The Hoabinhian people included the turtle in their diet. Neolithic and Bronze Age sites in China and Thailand provide evidence of the importance of tortoise shell in the making of cultural implements.
At locations like Khok Phanom Di in Thailand, turtle shell breastplates and other ornaments finely carved from turtle carapaces adorned burials.
At Jiahu and in the Dawenkou culture of China, turtle shells figured prominently in burials. The shells were usually found near the waist area in Dawenkou burials. They appeared to be used mostly as rattles with the plastron and carapace tied together and pebbles placed inside.
Tortoise shell was used during the Shang dynasty for purposes of divination. The species identified for use as "oracle bones" is Testudo emys found only in Southeast Asia.
The species found most often in earlier burials was Chinemys reevesii, a type today associated with South China, although probably due to the warm Kuroshio Current it can also be found as far north as the islands of Kyushu and Honshu in Japan. Li Liu states in The Chinese Neolithic: Trajectories to Early States that:
No remains of Chinemys reevesii have ever been reported from the northwestern part of China including the Wei River valley, except for the Kangjia specimens. These phenonmena suggest that the climatic conditions of ancient northwestern China may not have provided a suitable semi-tropical or tropical climate...and it is likely that the turtle shells from Kangjia were obtained, directly or indirectly, from southern or southeastern regions where the animal lived.
The turtle sacrifice was important in many Austronesian lands including Bali, where it survives to this day, Micronesia and Polynesia. Turtles in many Polynesian cultures were associated with the chiefly class.
In Fiji, indigenous chants are used to call turtles. Women sing the turtles to the surface in this ritual which celebrates a tale in which a princess and her daughter change into turtles to escape kidnappers. Here and elsewhere the turtle frequently figures as an ancestral spirit of totem in Austronesian cultures.
Often the turtle is also seen as a fertility symbol and in the Bisayan islands of the Philippines and other regions, turtle eggs are still eaten as aphrodisiacs and fertility boosters.

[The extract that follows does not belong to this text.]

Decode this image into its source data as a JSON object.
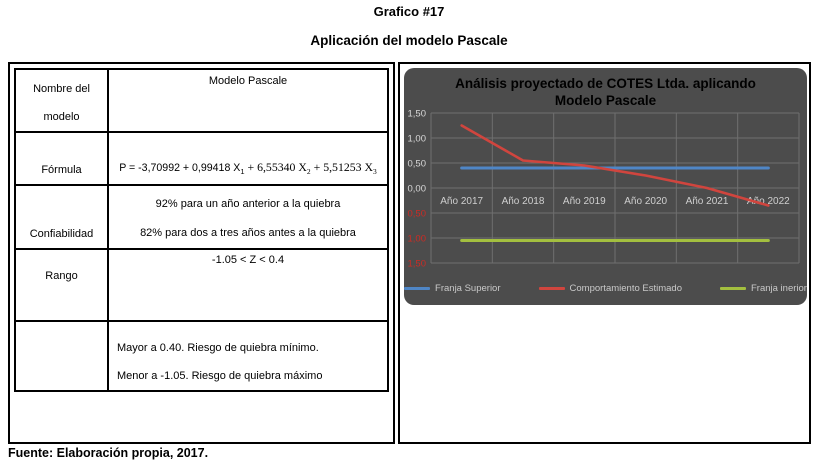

Chinese legends of blessed islands floating on the backs of giant turtles may be linked with the massive sea turtles of the Pacific. In Bali and various parts of Polynesia and Oceania, the concept of islands floating on the backs of turtles is also present. The idea of mobile "swimming" islands is widespread in this region and may hearken back to the rapidly-rising sea levels of the Sundaland flood periods.
In Bali, the Bedawang Nala "Big Turtle" statue is found at shrines symbolizing a cosmic turtle that supports the earth.
The Bedawang Nala supporting two large snakes on its back that act as pillars of the earth, and also the Black Stone, the lid to the Underworld, as found at Padmasana shrines in Bali.
Regards,
Paul Kekai Manansala
Sacramento
References
Higham, Charles. The Archaeology of Mainland Southeast Asia: From 10,000 B.C. to the Fall of Angkor, Cambridge University Press, 1989.
Liu, Li. The Chinese Neolithic: Trajectories to Early States, Cambridge University Press, 2005.
Peregrine, Peter N. and Melvin Ember (eds). Encyclopedia of Prehistory: Published in Conjunction with the Human Relations Area Files, Springer, 2001.